Github user vvysotskyi commented on a diff in the pull request:
https://github.com/apache/drill/pull/805#discussion_r140057495
--- Diff:
exec/java-exec/src/main/java/org/apache/drill/exec/store/parquet/Metadata.java
---
@@ -1054,8 +1057,36 @@ public void setMax(Object max) {
return nulls;
}
- @Override public boolean hasSingleValue() {
- return (max != null && min != null && max.equals(min));
+ /**
+ * Checks that the column chunk has a single value.
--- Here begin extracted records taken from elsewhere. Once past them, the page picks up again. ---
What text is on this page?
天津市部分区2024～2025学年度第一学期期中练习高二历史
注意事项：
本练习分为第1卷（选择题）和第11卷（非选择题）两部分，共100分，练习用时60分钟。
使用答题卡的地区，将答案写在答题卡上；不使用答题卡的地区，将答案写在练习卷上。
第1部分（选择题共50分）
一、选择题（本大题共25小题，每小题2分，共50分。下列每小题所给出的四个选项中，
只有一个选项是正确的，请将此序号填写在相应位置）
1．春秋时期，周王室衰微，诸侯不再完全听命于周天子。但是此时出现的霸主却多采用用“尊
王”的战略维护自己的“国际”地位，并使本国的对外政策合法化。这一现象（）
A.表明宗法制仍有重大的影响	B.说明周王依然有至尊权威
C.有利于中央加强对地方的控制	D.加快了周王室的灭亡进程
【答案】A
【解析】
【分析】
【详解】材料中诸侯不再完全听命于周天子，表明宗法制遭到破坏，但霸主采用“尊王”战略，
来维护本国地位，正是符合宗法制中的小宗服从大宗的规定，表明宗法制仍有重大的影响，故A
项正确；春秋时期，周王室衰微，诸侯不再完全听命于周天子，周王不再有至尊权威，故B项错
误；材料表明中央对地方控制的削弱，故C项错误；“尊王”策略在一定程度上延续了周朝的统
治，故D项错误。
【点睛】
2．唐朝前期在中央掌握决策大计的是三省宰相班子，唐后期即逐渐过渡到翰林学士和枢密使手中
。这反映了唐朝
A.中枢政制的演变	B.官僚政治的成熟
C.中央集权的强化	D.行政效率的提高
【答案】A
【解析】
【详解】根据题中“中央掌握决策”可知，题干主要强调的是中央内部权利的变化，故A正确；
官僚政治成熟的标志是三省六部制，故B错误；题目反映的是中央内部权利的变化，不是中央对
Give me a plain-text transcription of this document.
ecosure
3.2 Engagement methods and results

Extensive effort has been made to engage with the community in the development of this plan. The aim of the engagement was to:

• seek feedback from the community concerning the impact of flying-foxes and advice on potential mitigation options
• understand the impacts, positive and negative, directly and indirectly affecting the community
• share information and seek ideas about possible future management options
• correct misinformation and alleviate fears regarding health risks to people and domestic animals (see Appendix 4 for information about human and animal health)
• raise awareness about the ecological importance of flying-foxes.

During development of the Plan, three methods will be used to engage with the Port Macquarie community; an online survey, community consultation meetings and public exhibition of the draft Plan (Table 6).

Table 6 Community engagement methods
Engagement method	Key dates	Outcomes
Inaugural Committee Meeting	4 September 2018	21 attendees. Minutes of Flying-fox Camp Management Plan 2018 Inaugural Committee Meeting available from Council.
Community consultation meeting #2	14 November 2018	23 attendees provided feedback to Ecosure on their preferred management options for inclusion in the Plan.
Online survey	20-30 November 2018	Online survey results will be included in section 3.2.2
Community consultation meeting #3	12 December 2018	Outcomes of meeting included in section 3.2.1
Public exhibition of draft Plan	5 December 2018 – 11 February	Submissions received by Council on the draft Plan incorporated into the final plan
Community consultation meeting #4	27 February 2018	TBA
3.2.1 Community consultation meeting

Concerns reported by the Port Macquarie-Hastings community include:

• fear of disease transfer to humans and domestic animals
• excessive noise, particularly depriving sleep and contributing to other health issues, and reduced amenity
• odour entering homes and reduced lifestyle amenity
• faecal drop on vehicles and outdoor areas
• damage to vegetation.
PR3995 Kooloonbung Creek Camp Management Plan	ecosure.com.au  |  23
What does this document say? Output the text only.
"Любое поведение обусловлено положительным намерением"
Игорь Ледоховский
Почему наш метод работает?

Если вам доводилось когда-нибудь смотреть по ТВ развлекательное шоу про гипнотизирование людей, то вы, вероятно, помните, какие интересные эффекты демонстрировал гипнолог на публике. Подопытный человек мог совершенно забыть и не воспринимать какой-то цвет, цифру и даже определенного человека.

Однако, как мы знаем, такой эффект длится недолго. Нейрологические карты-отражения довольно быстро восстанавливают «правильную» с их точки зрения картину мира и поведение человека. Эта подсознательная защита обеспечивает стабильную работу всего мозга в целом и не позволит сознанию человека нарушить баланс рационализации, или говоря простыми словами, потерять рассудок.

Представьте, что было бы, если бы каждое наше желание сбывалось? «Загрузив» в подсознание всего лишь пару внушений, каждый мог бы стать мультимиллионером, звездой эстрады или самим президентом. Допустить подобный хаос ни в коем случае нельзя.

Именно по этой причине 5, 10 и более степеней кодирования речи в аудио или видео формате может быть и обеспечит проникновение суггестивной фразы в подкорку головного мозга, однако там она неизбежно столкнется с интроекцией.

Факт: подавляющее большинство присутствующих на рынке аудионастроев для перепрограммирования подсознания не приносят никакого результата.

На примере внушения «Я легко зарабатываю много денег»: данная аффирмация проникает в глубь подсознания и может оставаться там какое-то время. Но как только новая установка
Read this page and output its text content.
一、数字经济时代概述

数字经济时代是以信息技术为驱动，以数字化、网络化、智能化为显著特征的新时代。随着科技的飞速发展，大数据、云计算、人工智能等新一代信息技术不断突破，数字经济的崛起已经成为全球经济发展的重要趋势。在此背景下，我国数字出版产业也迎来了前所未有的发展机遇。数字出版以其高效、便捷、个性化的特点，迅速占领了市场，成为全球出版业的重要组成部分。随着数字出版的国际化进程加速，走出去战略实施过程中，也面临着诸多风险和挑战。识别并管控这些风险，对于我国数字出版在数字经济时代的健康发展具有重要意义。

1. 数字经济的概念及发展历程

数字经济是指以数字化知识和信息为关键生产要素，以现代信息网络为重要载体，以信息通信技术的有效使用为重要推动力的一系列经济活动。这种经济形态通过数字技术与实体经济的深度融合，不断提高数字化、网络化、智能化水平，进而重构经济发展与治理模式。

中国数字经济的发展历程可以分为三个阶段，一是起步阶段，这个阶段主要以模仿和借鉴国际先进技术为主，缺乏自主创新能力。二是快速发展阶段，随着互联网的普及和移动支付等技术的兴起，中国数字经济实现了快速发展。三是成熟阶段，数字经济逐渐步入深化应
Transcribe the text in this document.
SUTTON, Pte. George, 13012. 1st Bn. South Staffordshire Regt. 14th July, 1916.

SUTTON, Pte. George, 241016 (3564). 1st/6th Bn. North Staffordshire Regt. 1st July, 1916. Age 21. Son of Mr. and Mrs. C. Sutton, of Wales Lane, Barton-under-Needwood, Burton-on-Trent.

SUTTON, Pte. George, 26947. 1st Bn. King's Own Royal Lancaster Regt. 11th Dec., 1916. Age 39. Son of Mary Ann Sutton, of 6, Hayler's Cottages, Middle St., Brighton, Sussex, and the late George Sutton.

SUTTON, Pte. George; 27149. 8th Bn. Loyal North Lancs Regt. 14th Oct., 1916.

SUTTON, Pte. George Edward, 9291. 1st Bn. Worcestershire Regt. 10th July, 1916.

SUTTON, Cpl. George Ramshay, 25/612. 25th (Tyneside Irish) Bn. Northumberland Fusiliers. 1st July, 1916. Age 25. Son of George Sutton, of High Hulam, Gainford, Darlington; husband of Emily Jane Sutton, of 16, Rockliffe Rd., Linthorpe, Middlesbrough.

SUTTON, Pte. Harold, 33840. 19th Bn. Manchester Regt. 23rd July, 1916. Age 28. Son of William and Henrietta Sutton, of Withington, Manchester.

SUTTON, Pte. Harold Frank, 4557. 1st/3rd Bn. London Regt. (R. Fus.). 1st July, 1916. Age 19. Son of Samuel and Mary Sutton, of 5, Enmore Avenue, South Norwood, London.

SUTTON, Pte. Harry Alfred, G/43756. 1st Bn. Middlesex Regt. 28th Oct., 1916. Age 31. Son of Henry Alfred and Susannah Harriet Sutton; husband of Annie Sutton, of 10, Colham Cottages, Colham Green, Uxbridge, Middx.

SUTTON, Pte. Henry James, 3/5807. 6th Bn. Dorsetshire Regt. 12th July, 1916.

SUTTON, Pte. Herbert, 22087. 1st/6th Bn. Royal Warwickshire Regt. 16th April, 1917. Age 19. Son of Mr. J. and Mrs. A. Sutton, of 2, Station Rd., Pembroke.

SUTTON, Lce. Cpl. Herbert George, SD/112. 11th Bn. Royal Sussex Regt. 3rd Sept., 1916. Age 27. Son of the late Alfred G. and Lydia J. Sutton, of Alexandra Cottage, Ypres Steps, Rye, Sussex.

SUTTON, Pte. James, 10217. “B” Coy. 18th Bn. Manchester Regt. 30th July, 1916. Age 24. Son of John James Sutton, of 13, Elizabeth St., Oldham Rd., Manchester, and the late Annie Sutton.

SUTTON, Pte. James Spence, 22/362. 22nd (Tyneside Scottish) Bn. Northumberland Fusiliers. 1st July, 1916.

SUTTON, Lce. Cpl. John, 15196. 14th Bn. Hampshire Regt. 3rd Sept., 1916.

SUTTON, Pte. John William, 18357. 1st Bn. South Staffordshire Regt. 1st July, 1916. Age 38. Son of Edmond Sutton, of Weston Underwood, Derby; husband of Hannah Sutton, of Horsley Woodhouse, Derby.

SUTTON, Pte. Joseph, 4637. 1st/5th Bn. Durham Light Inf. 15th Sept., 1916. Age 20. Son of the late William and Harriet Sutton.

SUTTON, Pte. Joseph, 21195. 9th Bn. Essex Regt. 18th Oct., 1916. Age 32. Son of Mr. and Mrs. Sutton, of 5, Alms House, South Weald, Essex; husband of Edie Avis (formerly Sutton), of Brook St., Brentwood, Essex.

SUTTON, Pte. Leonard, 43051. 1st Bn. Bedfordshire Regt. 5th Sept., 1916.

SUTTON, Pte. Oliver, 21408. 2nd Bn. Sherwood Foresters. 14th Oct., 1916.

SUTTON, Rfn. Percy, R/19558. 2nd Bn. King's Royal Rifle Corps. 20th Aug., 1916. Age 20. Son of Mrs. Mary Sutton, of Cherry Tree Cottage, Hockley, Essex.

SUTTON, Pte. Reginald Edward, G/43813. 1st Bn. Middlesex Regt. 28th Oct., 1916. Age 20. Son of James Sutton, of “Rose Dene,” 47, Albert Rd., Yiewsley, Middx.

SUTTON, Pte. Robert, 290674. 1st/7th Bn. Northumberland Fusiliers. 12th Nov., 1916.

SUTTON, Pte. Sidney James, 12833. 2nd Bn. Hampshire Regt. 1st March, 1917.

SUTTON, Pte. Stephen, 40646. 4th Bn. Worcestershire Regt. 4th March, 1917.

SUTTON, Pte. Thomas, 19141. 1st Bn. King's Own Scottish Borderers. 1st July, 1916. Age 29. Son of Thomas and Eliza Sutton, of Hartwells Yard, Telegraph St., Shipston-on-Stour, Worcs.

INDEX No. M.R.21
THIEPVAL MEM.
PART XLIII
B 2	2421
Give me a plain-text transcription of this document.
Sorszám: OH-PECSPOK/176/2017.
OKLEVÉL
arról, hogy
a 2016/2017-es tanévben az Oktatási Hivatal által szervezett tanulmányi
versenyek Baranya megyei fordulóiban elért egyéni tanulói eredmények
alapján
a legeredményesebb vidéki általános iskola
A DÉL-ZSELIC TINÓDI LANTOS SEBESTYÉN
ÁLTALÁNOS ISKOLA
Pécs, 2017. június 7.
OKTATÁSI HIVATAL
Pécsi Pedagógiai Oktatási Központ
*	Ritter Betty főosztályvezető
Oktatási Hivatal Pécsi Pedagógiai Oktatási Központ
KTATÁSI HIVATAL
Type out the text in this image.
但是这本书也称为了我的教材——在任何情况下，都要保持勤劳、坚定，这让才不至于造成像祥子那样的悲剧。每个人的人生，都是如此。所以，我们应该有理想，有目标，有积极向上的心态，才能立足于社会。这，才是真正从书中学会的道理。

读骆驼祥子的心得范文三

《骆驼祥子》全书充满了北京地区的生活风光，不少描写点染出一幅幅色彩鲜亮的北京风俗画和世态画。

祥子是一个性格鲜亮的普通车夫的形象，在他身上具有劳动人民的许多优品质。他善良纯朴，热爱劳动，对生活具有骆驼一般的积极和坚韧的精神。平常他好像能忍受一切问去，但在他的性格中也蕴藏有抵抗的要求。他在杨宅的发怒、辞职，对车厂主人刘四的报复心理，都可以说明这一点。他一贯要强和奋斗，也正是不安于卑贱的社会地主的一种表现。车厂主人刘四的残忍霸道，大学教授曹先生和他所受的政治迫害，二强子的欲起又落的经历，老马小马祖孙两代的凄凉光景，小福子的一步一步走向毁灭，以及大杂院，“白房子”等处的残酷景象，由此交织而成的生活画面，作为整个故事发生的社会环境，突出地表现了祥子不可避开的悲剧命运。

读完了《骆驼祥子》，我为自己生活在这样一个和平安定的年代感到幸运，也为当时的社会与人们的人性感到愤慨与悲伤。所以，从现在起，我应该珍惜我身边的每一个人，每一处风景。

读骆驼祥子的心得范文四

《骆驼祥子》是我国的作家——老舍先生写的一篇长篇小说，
+ * Returns {@code true} if {@code min} and {@code max} are the same
but not null
+ * and nulls count is 0 or equal to the rows count.
+ * <p>
+ * Returns {@code true} if {@code min} and {@code max} are null and
the number of null values
+ * in the column chunk is equal to the rows count.
+ * <p>
+ * Comparison of nulls and rows count is needed for the cases:
+ * <ul>
+ * <li>column with primitive type has single value and null values</li>
+ *
+ * <li>column <b>with primitive type</b> has only null values, min/max
couldn't be null,
+ * but column has single value</li>
+ * </ul>
+ *
+ * @param rowCount rows count in column chunk
+ * @return true if column has single value
+ */
+ @Override
+ public boolean hasSingleValue(long rowCount) {
+ if (nulls != null) {
+ if (min != null) {
+ // Objects.deepEquals() is used here, since min and max may be
byte arrays
+ return Objects.deepEquals(min, max) && (nulls == 0 || nulls ==
rowCount);
--- End diff --
Statistics [1] for most parquet types use java primitive types to store min
and max values, so min/max can not be null even if the table has null values.
[1]
https://github.com/apache/parquet-mr/tree/e54ca615f213f5db6d34d9163c97eec98920d7a7/parquet-column/src/main/java/org/apache/parquet/column/statistics
---